Tamarindo town itself is quite colorful with plenty of local Tico flavor. Here you can find several bakeries, an outdoor vegetable market, an art gallery, pottery stores, a beauty spa and more than 40 restaurants, bars and discos with cuisines to suit every palette. Easily accessible by bus, the best way to get to Tamarindo is to fly into the Liberia International Airport or if you are already in San Jose take the domestic flight to Tamarindo Domestic Airport which is just outside of town.

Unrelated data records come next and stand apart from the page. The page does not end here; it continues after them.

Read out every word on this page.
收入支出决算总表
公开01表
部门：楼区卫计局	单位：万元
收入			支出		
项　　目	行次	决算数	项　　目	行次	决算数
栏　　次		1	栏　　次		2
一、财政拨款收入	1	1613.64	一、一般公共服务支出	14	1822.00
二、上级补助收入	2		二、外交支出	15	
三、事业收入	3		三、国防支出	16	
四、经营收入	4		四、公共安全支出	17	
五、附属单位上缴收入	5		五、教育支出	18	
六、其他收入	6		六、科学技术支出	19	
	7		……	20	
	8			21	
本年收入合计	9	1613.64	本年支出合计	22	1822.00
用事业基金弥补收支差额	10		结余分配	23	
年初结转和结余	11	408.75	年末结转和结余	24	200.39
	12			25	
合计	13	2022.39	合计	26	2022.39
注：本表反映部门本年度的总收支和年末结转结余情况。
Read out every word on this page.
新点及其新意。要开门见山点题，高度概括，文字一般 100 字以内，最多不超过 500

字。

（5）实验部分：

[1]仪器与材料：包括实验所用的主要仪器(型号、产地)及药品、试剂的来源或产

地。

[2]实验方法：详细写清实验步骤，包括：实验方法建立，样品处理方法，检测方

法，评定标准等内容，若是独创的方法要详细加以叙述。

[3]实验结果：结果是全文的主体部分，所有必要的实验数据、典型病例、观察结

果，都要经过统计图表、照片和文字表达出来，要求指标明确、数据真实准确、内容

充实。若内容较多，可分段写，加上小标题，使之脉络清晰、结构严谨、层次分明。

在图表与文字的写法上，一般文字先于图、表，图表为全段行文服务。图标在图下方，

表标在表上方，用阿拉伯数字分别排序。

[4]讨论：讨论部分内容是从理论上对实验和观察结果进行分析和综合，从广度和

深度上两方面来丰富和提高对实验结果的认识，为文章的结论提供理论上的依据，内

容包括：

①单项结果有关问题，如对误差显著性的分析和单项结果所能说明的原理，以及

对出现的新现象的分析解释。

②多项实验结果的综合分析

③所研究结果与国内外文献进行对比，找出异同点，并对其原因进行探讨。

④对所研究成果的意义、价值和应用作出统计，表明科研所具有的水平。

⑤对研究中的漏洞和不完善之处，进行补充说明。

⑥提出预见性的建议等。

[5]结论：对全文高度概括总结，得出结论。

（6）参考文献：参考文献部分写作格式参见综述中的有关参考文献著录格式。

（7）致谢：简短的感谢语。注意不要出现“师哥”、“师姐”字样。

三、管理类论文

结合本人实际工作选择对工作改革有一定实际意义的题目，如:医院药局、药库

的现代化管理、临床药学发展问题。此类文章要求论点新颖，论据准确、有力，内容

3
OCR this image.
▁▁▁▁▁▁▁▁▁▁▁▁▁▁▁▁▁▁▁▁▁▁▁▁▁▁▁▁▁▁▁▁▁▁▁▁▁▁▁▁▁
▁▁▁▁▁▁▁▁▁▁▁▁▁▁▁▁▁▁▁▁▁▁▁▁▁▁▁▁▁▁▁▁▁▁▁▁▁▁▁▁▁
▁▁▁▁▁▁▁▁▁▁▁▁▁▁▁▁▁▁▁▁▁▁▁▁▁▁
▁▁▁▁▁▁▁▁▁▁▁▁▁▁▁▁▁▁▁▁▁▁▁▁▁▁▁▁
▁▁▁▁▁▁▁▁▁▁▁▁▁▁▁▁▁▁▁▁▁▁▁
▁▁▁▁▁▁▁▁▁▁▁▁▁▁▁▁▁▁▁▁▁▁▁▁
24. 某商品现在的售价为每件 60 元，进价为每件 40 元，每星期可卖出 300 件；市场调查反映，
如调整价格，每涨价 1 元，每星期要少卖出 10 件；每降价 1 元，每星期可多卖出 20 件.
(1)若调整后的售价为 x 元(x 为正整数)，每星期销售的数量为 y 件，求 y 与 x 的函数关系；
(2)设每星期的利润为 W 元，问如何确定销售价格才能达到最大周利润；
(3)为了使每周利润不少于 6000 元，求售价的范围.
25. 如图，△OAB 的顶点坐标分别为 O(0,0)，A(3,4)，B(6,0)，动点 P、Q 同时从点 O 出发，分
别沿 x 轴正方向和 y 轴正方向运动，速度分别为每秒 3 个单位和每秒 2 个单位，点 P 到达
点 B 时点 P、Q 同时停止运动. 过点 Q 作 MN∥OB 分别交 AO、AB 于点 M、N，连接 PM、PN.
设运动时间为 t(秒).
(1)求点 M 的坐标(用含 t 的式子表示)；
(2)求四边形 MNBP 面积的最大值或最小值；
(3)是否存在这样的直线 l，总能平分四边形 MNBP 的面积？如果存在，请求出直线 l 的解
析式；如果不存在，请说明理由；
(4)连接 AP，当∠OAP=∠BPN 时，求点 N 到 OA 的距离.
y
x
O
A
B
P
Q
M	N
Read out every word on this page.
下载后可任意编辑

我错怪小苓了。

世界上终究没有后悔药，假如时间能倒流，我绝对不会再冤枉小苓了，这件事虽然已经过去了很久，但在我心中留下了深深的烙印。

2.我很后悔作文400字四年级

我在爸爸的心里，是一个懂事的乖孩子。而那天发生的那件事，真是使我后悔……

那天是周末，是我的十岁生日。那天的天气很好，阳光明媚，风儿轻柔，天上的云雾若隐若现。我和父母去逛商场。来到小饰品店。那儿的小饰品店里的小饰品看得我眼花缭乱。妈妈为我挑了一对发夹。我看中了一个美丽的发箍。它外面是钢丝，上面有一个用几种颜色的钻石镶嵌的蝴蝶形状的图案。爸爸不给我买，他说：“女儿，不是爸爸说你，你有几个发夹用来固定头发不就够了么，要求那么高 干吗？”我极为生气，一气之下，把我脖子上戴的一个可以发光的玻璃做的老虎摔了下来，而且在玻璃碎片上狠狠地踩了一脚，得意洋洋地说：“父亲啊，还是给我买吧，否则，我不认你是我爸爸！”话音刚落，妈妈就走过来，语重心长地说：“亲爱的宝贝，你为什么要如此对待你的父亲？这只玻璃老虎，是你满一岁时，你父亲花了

Warning: Recent years have seen a growth in tourist robberies, while rental car break-ins are of particular concern.
Tamarindo Costa Rica
Once a quite fishing hamlet, Tamarindo has evolved to be the area’s most developed and accessible tourist town. Located on the central west coast of the Nicoya Peninsula, Tamarindo offers visitors of whatever budget a chance to experience the region’s unspoiled beaches and incredible biodiversity in a range of accommodations. Despite the town’s recent and ongoing development, it still retains that laidback vibe so characteristic of the region.
Seperated from Tamarindo by the Río Matapalo is Playa Grande, an uninspiring crop of pebble-rock seashore with the exception of numerous tide pools that are exposed at low tides. However, surfing along Playa Grande is ideal—regardless of skill level. The town hosts several international surf competitions, a testament to the quality of surf available. Visitors seeking luxurious accommodations can do so south of Playa Grande at Playa Langosta, a pristine white-sand beach near the Río San Francisco.
As a regional hub, Tamarindo offers a wide-range of extensive services to visitors including sport fishing, scuba diving, snorkeling, swimming, and horseback riding. The Tamarindo airport offers visitors in the San José area a seamless method of travel to the area, and Liberia is a close by 50 km for visitors already bound on international flights to Nicoya.
Perhaps Tamarindo’s greatest appeal is its proximity to the Tamarindo National Wildlife Refuge, which comprises 1,000 acres (400 ha) of dazzling protected forest, including abundant mangroves and estuaries. Tours of the fascinating plant and animal life can be arranged from Tamarindo, including canoe tours of costal habitats. Just north of town is the Parque Nacional Marino Las Baulas, which offers visitors an opportunity to see the world’s largest reptile, the leatherback turtle, come ashore to lay eggs. Also close by is the Refugio Nacional de Vida Silvestre Ostional and Parque Nacional Barra Honda.
Tamarindo’s extensive development has imbued elements of affluent foreign culture from modernist cafés to chic restaurants into the fundamentally Tico culture, making for an appealing combination of both worlds. North Americans and Europeans in particular will enjoy the many elements of their own culture offered in Tamarindo along with the authenticity of local culture.